The .Co.Com registry just announced on their blog, that they were dropping “tens of thousands” premium domains from their reserved list and placing them into availability where they can be immediately registered in the Landrush period.
The .Co.Com registry furnished this list (excel) of over 23K formally reserved premium domain names with Google Searches Per Month, Google Competition and Google Suggested Bid for each domain
Here is the list:
co.com-released-names-june2014
“We are excited to announce the release of most of our premium .co.com domain names for “hand-registration”.
The domain names we are releasing are far more valuable than the standard registration fee, but getting .co.com domain names registered and into the hands of those who would develop them, will raise the visibility and awareness of .co.com, and generate even stronger registration volumes.
Despite the number of early-bird registrations we’re seeing each day, there are still thousands of ultra premium .co.com domains left on the table to pick up during our Landrush phase.
“Also note that the .co.com Landrush is a little different to other new gTLDs because there are no auctions – if you see a name you want, register it, and it’s yours immediately, first-come, first-served. Many of the names being released have existing traffic, but are best monetized through development or sold to a retail buyer (who will then develop a website).

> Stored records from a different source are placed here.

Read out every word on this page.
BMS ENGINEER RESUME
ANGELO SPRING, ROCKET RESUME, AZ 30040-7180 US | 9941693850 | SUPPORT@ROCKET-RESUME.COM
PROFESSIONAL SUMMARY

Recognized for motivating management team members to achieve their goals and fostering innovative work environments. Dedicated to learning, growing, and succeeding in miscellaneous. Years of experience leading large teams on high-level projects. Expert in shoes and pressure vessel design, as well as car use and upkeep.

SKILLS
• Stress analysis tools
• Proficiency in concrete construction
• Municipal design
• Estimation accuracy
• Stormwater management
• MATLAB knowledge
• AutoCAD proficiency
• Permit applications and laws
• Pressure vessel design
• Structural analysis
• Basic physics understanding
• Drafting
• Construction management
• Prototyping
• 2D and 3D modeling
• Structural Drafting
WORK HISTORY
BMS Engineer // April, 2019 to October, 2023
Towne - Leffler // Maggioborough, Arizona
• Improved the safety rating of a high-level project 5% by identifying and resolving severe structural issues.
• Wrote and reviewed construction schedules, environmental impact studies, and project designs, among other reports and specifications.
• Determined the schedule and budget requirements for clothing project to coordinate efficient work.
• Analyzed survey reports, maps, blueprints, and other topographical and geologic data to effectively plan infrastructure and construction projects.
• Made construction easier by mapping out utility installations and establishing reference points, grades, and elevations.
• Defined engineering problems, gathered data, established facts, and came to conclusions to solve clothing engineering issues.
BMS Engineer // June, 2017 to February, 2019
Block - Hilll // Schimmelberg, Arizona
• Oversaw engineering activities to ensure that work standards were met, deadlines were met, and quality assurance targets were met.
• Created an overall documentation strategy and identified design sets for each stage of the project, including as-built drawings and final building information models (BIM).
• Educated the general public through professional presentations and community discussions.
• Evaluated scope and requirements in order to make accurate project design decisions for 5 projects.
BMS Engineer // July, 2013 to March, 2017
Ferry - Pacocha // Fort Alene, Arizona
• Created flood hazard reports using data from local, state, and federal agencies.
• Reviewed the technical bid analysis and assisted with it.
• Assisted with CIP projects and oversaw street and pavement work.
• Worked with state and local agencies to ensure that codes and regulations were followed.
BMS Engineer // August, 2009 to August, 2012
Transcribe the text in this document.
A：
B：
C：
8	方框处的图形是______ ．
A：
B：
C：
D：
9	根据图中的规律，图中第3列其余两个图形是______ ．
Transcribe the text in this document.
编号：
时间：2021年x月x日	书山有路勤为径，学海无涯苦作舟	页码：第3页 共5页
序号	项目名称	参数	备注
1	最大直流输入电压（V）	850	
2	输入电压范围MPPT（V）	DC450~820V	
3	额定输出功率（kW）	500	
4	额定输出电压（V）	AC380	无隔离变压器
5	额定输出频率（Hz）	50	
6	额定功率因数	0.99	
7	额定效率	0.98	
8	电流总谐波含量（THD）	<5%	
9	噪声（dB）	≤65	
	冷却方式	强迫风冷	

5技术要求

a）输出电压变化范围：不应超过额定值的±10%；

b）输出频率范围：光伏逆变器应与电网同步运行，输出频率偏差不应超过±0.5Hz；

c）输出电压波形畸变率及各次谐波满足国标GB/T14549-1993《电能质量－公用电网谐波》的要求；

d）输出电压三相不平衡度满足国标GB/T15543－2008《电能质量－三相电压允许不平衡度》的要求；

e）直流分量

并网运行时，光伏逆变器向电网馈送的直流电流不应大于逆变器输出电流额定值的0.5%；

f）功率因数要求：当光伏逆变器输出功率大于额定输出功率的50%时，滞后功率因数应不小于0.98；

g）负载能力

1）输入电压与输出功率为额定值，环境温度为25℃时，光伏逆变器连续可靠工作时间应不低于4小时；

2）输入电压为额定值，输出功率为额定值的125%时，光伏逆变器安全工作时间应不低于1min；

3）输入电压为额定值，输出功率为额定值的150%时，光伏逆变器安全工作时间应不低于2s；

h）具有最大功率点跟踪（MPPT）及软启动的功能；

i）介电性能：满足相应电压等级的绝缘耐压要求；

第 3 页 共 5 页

Some of the domains we are releasing are amongst the top 500 public name sales of all time.
Here is a small sample of names that can be hand-registered now:
Beef.co.com (Beef.com sold for $150,000)
Best.co.com (Best.com sold for $331,561)
Biking.co.com (Biking.com sold for $250,000)
Billionaire.co.com (Billionaire.com sold for $215,000)
DVDs.co.com (DVDs.co.uk sold for £35,000 GBP)
Farm.co.com (Farm.com sold for $200,000)
Flying.co.com (Flying.com sold for $1.1 million)
Guns.co.com (Guns.co.uk sold for £5,000 GBP)
Jets.co.com (Jets.com sold for $375,000)
PatentLawyer.co.com (PatentAttorney.com sold for $40,000)
Payments.co.com (Payments.co.uk sold for £10,000 GBP)
PetSupplies.co.com (PetSupplies.com sold for $75,000)
Planes.co.com (PlaneSales.com sold for $19,750)
Rebates.co.com (Rebates.com sold for $500,000)
Seniors.co.com (Seniors.com sold for $1.8 million)
Show.co.com (Shows.com sold for $102,000)
Social.co.com (Social.com sold for $2.6 million)
Xmas.co.com (Xmas.com sold for $294,200)
…and tens of thousand more.
(Source: Namebio.com and DNPric.es. Prices accurate at time of posting)::
“”In the coming days, we will also be announcing a significant adjustment to our remaining premium domain name pricing as well. Many of those with traffic will likely to be cash-flow positive in year-one if simply parked. “”
“”If developed, of course, the potential is even greater. How do we know? We are seeing the traffic now, and have historical data going back for years. In the coming weeks we plan to make traffic data for specific domain names available publicly, so you can see for yourself.
Get the best of these domain names now, because the name you want may be gone when General Availability starts on July 8th.””
Search for your .co.com at http://registry.co.com, or at one of our participating registrars at http://registry.co.com/registrars.
Download the full list of released names at http://registry.co.com/co.com-released-names-june2014.xls
Peter says
aa.co.com is a premium name available for $22,339
$22k+ Wow! Seriously ???
cmac says
its too bad they can’t be honest and call them what they are, sub-domains.
encirca says
Internet users in over 60 countries are perfectly content with using sub-domains in their country’s ccTLD.
Joe says
But it’s the OFFICIAL tld, so it formally represents their country. What do .co.com, .uk.com, us.com, ecc. represent?
\\\\\ MillionsOf.Info ///// says
.co.com is a nonsense because .co has born and has been promoted as a short .com
Rich says
Unbelievable…$40 for a sub domain,really !
I’m sorry but you must think that we are all suckers?
KDomainNames says
These numbers rattle my brain! 1.8m ?? Geepers, and most of us have a hard time selling a name for 100 bucks.